The proposed Casco Bay Trail’s southern end would connect to Portland’s Eastern Promenade, a popular haven for bicyclists and dog walkers in the region. Kristen McNerney / The Forecaster

A vision for a paved bike and pedestrian path from Portland to Yarmouth and beyond  is coming into focus as towns begin to consider advocating for a state committee that would explore transforming 26 miles of an unused rail line into the trail.

Yarmouth has formally voted to support the formation of the committee, and North Yarmouth, Freeport and Falmouth are set to vote shortly.

Broken lines show where paved bike and pedestrian paths would be constructed to connect to trails already in use. Contributed / Casco Bay Trail Alliance

In order for the trail to be considered, the rail company Genesee and Wyoming must formally abandon an easement maintained at no cost through MaineDOT, although the rail hasn’t been in use since 2015. The state would then be able to seek input through an advisory council on future uses for the land.

The Casco Bay Trail Alliance, spearheading the plan for the 26-mile multi-use path that would connect 13 cities and towns. has taken advantage of state legislation passed last month that allows communities along a state-owned rail corridor to petition MaineDOT for the creation of a rail corridor advisory council. The council would weigh options for the future use of the corridor.

The Yarmouth Town Council voted 6-0 July 15 on a resolution urging MaineDOT to  accept the abandonment of the easement and to create the advisory council.

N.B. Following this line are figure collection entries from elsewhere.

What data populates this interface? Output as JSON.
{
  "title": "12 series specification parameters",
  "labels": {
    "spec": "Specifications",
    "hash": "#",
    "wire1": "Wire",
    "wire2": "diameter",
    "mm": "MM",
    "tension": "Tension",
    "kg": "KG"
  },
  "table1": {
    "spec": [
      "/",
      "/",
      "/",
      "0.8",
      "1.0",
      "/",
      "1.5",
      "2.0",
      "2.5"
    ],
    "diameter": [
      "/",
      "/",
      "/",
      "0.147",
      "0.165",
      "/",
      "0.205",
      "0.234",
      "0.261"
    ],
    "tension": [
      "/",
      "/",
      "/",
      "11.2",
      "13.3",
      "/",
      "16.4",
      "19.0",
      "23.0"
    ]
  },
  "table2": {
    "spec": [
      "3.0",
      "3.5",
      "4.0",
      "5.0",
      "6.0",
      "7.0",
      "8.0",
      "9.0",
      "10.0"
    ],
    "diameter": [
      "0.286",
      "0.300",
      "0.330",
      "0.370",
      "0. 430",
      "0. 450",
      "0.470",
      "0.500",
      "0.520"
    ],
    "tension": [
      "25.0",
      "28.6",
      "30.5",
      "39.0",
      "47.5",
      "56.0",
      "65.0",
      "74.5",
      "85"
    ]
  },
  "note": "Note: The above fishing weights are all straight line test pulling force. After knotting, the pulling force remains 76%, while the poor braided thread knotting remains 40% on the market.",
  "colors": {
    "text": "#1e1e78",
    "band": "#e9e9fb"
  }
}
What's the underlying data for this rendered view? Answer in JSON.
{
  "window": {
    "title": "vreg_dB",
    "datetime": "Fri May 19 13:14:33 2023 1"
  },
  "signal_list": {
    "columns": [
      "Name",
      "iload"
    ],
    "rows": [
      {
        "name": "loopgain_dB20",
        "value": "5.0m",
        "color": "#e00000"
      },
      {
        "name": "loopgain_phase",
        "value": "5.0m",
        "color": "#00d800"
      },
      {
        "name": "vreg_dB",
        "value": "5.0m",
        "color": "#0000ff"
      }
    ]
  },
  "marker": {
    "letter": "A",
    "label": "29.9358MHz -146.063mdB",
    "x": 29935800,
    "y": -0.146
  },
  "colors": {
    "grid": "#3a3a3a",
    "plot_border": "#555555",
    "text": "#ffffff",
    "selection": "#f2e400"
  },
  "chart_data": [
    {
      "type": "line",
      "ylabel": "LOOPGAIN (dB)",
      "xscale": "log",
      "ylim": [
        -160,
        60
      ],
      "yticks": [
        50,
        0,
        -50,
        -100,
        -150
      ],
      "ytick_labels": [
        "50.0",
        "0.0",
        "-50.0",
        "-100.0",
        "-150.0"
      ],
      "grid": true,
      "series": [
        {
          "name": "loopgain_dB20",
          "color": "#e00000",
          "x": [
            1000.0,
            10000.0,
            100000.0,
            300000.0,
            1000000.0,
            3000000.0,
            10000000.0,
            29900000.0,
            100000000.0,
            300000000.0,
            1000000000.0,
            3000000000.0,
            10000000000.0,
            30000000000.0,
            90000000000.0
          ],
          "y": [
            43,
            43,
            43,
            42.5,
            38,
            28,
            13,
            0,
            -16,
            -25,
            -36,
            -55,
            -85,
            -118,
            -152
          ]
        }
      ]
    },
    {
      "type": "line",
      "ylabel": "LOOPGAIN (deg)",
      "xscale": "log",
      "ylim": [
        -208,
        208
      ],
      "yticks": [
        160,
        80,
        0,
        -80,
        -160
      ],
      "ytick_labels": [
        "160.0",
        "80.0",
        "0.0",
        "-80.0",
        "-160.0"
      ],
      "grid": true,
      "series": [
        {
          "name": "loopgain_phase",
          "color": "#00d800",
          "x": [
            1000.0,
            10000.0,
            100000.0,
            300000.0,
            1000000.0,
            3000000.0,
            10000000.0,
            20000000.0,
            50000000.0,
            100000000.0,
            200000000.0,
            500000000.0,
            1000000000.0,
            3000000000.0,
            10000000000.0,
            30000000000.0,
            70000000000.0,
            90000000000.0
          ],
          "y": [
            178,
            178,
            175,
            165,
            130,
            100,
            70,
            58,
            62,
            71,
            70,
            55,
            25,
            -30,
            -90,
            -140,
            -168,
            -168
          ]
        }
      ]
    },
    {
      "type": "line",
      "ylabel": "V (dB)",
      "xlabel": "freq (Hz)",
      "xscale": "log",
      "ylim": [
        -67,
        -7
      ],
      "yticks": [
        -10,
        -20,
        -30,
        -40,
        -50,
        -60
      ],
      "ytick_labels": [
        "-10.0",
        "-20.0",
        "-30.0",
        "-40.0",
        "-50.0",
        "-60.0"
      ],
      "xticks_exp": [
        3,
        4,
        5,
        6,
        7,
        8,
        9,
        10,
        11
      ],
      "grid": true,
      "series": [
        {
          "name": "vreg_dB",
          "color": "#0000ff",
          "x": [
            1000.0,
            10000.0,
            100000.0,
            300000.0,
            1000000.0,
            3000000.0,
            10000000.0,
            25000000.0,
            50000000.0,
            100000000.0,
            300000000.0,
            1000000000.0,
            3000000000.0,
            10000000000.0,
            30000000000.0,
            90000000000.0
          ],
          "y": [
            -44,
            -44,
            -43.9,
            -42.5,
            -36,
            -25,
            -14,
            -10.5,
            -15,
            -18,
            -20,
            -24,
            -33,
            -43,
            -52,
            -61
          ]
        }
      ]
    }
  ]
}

It also petitions DOT to make sure all voices are heard should the state decide to extend or amend the easement.

The Falmouth Town Council will vote on the resolution July 26. The Casco Bay Trail Alliance will present their suggested resolution to the Cumberland Town Council July 26 and has plans to address the Portland City Council as well.

Yarmouth resident Dan Ostrye, former chairperson of the town’s Bike and Pedestrian Committee, said the trail would be “a very important addition to the community.”

The unused rail line already gets a lot of foot traffic, he said.

Town Council Chairwoman April Humphrey said she has received over 50 emails from residents in support of the project.

The rail corridor advisory council would seek input from all parties, said Councilor Rob Waeldner, including railroad stakeholders who have met the idea with some amount of hostility.

Tony Donovan, managing director of the Maine Rail Transit Coalition and a Portland resident, said he believes the advisory council would looking to tear up the railroad and that the property would do more good as a future passenger line than as a trail.

State law allowing for the rail corridor use advisory council clarifies that bike paths or trails can be considered as long as “any nonrail use is considered by the council to be interim in nature and all such rail corridors are preserved for future rail use.”

Emma Bond, a member of the Casco Bay Trail Alliance Board of Directors,  emphasized that the alliance’s use of the term “trail until rail” alludes to the idea of the idle railroad being put to use while there are no active freight or passenger lines along the corridor.

Falmouth town councilors were supportive of the advisory council as a first step, but held off vote on the trail alliance’s resolution to give the council and the public more time to discuss it.

“As a matter of principle, I think this is a really cool idea,” Chairwoman Amy Kuhn said. “I’d like to have the opportunity to support the advisory committee’s investigation of how this would work and what it would serve.”

The portion of the path from Portland to Yarmouth is just one component of the Casco Bay Trail network, which proposes to connect Yarmouth with Lewiston-Auburn to the west along the rest of the DOT property and with Brunswick to the east. Other towns, including North Yarmouth and Freeport, would be impacted as well. North Yarmuth and Freeport were scheduled to vote on the resolution to establish the rail use advisory council July 20, after The  Forecaster’s deadline.

The rail corridor use advisory council would consist of nine to 14 members appointed by the state transportation commissioner and would include those with both rail and bicycle or pedestrian interests.